Le confinement n’est pas distraction naturelle. Sous le poids de la contrainte, les énergies risquent dissipation, délitement. Fatalité : il y aura ces musiciens qui, en l’absence d’alternative, glisseront vers morfondre. Certains abandonneront. Comment tenir la rampe ? Comment dépasser ? Les solutions ne peuvent être que provisoires, une improvisation. L’humain n’anticipe guère mais peut s’adapter. Cela étant, les options salvatrices restent l’apanage des imaginatifs.
- Option 1 : créer de nouveaux titres. Eux-mêmes concèdent, sur ces bandes, ne pas s’y être mis à l’époque des faits (mais que font-ils à la place ?).

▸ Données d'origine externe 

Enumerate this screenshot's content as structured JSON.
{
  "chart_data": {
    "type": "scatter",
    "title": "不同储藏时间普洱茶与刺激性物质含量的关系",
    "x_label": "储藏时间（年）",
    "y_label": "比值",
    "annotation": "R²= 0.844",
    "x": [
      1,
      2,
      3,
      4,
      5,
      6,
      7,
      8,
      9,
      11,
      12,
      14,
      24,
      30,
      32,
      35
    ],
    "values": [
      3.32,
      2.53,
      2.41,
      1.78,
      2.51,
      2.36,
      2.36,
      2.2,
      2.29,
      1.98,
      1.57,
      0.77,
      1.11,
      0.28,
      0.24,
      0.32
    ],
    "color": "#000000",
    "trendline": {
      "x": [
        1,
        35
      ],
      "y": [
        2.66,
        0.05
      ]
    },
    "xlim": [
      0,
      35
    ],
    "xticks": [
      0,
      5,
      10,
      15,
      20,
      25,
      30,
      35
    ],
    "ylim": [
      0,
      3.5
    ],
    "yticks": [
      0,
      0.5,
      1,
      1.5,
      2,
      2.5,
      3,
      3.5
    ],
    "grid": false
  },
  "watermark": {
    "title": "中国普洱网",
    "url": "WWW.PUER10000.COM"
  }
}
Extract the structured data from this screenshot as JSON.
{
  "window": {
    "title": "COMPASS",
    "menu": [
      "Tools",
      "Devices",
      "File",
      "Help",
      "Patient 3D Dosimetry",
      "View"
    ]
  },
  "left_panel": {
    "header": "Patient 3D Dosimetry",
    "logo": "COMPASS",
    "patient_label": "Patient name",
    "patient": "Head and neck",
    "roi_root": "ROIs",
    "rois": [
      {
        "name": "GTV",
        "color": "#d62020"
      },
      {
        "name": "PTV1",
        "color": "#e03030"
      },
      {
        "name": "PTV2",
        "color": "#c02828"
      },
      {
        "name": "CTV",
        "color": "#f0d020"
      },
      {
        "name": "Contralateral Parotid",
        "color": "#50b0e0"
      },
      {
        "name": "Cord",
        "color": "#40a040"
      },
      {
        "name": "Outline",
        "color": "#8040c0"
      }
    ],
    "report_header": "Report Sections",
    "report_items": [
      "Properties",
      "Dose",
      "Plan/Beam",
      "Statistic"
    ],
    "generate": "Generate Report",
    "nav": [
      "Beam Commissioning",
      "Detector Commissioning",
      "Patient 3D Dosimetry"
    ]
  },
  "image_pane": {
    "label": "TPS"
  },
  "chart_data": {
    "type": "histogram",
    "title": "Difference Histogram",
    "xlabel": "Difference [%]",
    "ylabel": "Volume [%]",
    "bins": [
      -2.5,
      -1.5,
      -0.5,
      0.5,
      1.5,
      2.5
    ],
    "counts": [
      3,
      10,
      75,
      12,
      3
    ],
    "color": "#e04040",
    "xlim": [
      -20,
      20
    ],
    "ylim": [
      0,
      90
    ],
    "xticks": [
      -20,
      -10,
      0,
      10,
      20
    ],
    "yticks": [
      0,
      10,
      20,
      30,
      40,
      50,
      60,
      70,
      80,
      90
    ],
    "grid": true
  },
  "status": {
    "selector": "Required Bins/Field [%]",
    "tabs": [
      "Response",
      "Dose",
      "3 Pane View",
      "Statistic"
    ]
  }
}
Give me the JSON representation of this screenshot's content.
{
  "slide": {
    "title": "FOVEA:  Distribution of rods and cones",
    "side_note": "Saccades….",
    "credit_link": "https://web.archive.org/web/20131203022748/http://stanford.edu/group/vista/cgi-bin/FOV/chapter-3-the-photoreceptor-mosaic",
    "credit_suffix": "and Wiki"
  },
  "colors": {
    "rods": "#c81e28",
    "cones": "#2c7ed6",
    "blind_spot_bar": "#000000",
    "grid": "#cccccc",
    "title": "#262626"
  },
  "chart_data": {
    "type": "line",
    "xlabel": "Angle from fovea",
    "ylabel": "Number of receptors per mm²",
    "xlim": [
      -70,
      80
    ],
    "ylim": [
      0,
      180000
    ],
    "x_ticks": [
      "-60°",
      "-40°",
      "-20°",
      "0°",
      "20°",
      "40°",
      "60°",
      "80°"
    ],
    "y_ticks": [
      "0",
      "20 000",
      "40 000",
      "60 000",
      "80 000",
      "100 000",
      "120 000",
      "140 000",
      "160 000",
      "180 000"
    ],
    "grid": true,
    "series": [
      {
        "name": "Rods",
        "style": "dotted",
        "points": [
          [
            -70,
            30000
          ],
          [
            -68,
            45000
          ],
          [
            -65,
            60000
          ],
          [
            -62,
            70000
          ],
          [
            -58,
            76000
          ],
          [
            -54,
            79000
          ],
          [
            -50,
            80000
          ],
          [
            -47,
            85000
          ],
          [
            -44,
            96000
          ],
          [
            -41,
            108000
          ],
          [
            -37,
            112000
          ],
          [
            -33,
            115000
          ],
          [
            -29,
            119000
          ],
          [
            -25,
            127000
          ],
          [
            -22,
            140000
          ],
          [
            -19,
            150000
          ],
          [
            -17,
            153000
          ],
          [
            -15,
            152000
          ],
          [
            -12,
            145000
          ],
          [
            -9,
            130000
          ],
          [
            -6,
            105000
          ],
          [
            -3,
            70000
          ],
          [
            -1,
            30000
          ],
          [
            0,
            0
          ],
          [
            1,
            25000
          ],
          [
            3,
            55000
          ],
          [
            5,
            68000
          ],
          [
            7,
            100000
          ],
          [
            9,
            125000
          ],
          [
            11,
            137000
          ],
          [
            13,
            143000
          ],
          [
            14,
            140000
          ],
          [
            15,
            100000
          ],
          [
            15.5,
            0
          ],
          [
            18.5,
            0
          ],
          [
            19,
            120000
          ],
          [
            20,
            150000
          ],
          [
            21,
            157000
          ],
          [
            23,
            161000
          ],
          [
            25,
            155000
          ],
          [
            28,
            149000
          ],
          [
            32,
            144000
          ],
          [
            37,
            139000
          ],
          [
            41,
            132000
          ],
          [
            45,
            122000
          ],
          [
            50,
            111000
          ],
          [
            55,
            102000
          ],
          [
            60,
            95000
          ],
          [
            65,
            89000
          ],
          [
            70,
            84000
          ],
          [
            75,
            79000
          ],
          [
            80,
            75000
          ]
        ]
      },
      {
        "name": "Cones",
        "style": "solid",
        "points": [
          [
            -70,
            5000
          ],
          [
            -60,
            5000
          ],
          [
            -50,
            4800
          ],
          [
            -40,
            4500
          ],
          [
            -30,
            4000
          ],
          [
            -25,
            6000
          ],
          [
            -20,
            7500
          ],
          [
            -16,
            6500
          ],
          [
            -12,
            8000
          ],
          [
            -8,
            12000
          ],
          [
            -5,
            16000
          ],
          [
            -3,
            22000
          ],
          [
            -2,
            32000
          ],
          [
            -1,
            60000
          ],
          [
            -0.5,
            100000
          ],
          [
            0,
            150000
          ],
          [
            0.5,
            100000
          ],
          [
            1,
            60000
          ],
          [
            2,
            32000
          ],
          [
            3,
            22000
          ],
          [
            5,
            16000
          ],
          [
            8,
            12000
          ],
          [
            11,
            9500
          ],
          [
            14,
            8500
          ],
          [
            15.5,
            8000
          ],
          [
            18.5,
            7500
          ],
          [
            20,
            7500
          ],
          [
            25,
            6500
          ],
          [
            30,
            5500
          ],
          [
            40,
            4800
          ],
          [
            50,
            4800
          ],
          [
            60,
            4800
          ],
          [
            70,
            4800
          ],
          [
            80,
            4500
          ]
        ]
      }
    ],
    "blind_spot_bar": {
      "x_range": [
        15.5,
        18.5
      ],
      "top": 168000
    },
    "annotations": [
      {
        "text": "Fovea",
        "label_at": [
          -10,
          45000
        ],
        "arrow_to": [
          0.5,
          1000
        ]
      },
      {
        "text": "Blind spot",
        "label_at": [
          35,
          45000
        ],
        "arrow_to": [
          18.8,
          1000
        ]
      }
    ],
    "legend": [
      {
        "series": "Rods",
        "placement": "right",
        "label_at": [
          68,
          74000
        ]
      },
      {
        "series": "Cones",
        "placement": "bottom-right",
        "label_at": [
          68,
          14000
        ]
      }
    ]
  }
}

- Option 2 : maintenir le contact avec le reste du monde par d’autres canaux que le show en salle. Le réseau ouvre les chemins d'une expérience en conditions du direct : live streaming, Facebook, et le concert vient à vous. En l’occurrence, Dear Deer peut. C'est un couple, ces gens font de la musique et vivent au même endroit, peuvent brancher leurs instruments et créer les conditions d’une performance que vous vivrez en même temps qu’eux. Et ils le feront plusieurs fois, les fins de dimanches sur les mois de mars et avril. Leur maison est la scène, la fosse est dans la vôtre.
Ces moments fugaces, de diablesse énergie, sont immortalisés sur We Can Play In A Living Room, donnant à revisiter le fond de catalogue. Et Dear Deer ne jouent pas que dans la salle à manger ! Au contraire, ils nous font visiter leur chez-eux : Sabatel et Federico, chaque soir dédié, choisirent une pièce, y installèrent le matériel, enregistrèrent et diffusèrent l’exploit via Facebook Live. Ils ne se gardèrent point, à l’occasion, d’interpeler le public. Bouquet de langues et concert itinérant ! Claudine n’était pas toujours dans la cuisine et Federico ne la lâchait pas d'une semelle – les preuves :
Chaque exploit file en mode court : les séances comprennent à l’unité entre trois et cinq titres, et Dear Deer sont aussi prog que Yes punk. C’est court, et c’est bon. La saillie organique déflorant le robotisme de cette musique forme évidemment le menu et porte souvent estocade. Épice : la voix "miaulante" de Sabatel (mais comment fait-elle ça ?). Les plats s'enchaînent et la roue tourne. Dix, douze, quatorze minutes par session – et hop, dans la boîte. En bout de chaîne : édition des morceaux par le sachant Paul Fiction, la cerise.
Alors nous gardons tout de ces seize prises, au fil desquelles Dear Deer fait état d’une force d’humeur que l’on souhaite à beaucoup. C’est plus qu’un objet de collection pour les fans : une trace de volonté, de fun et de vie capturée en contexte atypique. Les musiciens indie ont parfois l’impression de nager mais Dear Deer, eux, font partie des seuls à savoir désormais ce que veut dire jouer dans la baignoire.